Scott Barley
11.11.1992, Cardiff, UK
Scott Barley is an artist-filmmaker based in Scotland. His work is primarily concerned with the anthropocene, nature, darkness, absence, cosmology, phenomenology, and mysticism.
His films have been exhibited at festivals and galleries worldwide, including The Institute of Contemporary Arts London, BFI Southbank, Sheffield Doc Fest, Galerie nationale du Jeu de Paume, Centre of Contemporary Culture Barcelona, Doclisboa, Karlovy Vary International Film Festival, Venice Biennale, Dokufest, Festival du nouveau cinéma, EYE Filmmuseum, Singapore Art Museum, Telluride Film Festival, QAGOMA, MoMA Rio de Janeiro, MoCA Buenos Aires, Institute of Modern Art Brisbane, MoCA Busan, and Fronteira International Documentary & Experimental Film Festival.
Since early 2015, Barley has almost exclusively shot his films on iPhone. His short film, Hinterlands was voted one of the best films of 2016 in Sight & Sound's yearly film poll.

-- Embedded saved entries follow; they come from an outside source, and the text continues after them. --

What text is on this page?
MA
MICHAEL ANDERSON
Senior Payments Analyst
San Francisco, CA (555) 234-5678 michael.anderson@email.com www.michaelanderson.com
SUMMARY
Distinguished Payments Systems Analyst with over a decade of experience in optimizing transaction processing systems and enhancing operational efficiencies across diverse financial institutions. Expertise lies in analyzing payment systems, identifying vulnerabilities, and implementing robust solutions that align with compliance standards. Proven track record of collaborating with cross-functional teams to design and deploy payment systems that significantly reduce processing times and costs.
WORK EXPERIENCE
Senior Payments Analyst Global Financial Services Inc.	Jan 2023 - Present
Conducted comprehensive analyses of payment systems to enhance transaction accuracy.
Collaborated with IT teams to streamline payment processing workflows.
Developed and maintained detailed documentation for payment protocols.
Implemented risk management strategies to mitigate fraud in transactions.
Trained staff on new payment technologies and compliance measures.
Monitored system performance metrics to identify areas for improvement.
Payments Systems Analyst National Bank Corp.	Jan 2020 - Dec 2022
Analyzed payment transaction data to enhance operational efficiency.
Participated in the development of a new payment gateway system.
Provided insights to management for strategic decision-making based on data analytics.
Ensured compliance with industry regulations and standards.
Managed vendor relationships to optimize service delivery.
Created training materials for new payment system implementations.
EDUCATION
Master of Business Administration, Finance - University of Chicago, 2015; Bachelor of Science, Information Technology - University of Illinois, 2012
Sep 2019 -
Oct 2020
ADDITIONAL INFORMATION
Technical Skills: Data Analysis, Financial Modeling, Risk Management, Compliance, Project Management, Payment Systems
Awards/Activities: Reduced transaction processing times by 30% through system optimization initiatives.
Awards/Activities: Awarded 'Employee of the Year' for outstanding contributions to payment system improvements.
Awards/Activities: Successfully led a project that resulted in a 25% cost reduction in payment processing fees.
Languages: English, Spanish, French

His first feature-length work, Sleep Has Her House was released in early 2017, garnering acclaim, and winning the Jury Award for Best Film at Fronteira International Documentary & Experimental Film Festival, in Goiânia, Brazil. It later received nominations in Sight & Sound’s 2017 and 2018 film polls, as well as in Sight & Sound’s ‘The best video essays of 2018’. The film also received nominations in Senses of Cinema’s 2017 poll, and The Village Voice 2017 film poll for Best Film, Best First Feature, and Best Director.
In 2018, Barley co-founded Obscuritads — “an international collective focused on rendering the invisible visible” — with filmmaker, Mikel Guillen (Toronto) and curator and programmer, Miquel Escudero Diéguez (Paris, Barcelona).

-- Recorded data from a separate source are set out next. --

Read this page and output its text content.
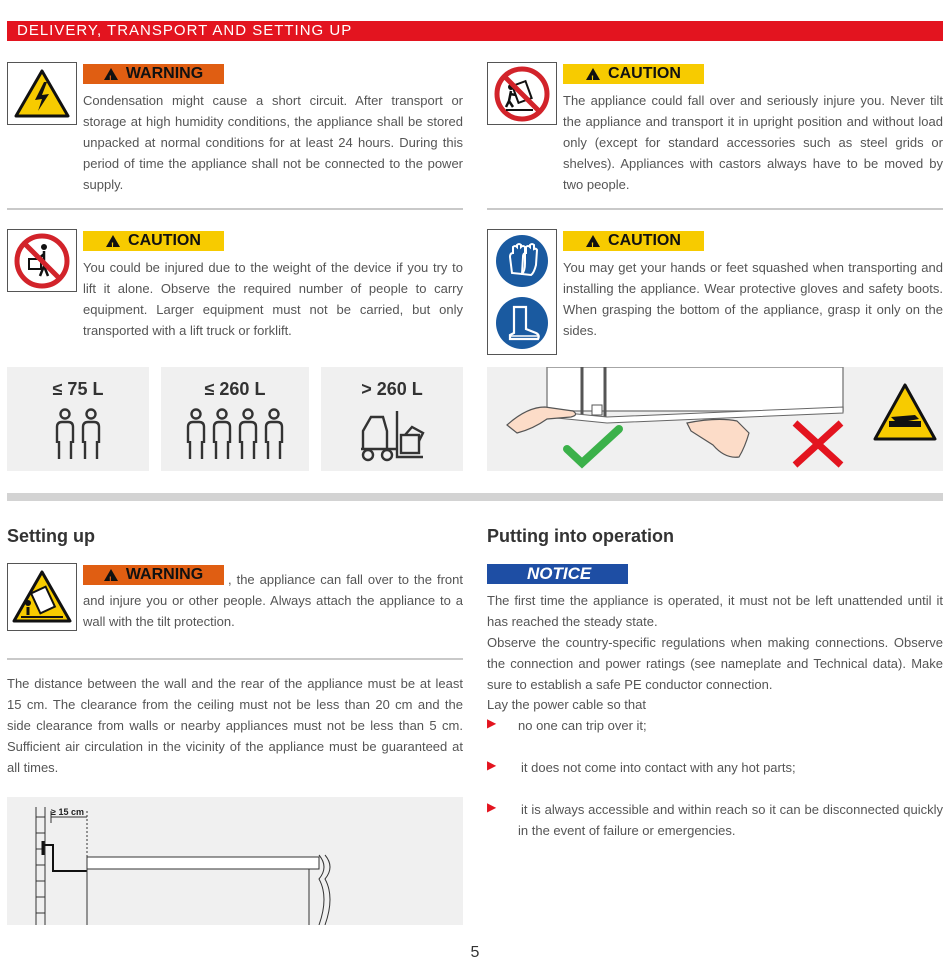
DELIVERY, TRANSPORT AND SETTING UP
!
WARNING
Condensation might cause a short circuit. After transport or storage at high humidity conditions, the appliance shall be stored unpacked at normal conditions for at least 24 hours. During this period of time the appliance shall not be connected to the power supply.
!
CAUTION
The appliance could fall over and seriously injure you. Never tilt the appliance and transport it in upright position and without load only (except for standard accessories such as steel grids or shelves). Appliances with castors always have to be moved by two people.
!
CAUTION
You could be injured due to the weight of the device if you try to lift it alone. Observe the required number of people to carry equipment. Larger equipment must not be carried, but only transported with a lift truck or forklift.
!
CAUTION
You may get your hands or feet squashed when transporting and installing the appliance. Wear protective gloves and safety boots. When grasping the bottom of the appliance, grasp it only on the sides.
≤ 75 L	≤ 260 L	> 260 L
Setting up
, the appliance can fall over to the front and injure you or other people. Always attach the appliance to a wall with the tilt protection.
!
WARNING
The distance between the wall and the rear of the appliance must be at least 15 cm. The clearance from the ceiling must not be less than 20 cm and the side clearance from walls or nearby appliances must not be less than 5 cm. Sufficient air circulation in the vicinity of the appliance must be guaranteed at all times.
≥ 15 cm
Putting into operation
NOTICE
The first time the appliance is operated, it must not be left unattended until it has reached the steady state.
Observe the country-specific regulations when making connections. Observe the connection and power ratings (see nameplate and Technical data). Make sure to establish a safe PE conductor connection.
Lay the power cable so that
▶ no one can trip over it;
▶ it does not come into contact with any hot parts;
▶ it is always accessible and within reach so it can be disconnected quickly in the event of failure or emergencies.
5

In early 2020, film historian and theoretician, Nicole Brenez cited Sleep Has Her House as one of the ten best films of the decade, after previously writing that “[Barley’s works] renew our conception of visuality”, and describing him as, “one of the most gifted visual poets of his generation.” In the same year, art history academic and film critic, Borja Castillejo Calvo cited Sleep Has Her House as the second best film of the 2010’s, and Womb (2017) as the best short film of the decade. The film was later included in the 2022 Sight & Sound critics' poll of The Greatest Films of All Time.
Barley has been described as “one of the best artists working in Britain today,” and “the greatest filmmaker of the millennial generation,” and has been cited for his “re-conceptualisation of montage in digital cinema” with his first feature film, Sleep Has Her House. Danish film critic, and former director of the European Documentary Network, Tue Steen Müller has described him as the “Anselm Kiefer of cinema”.
Barley’s second feature-length film, The Sea Behind Her Head is currently in production. The film is produced by Luke Moody and is funded by the British Film Institute and DocSociety.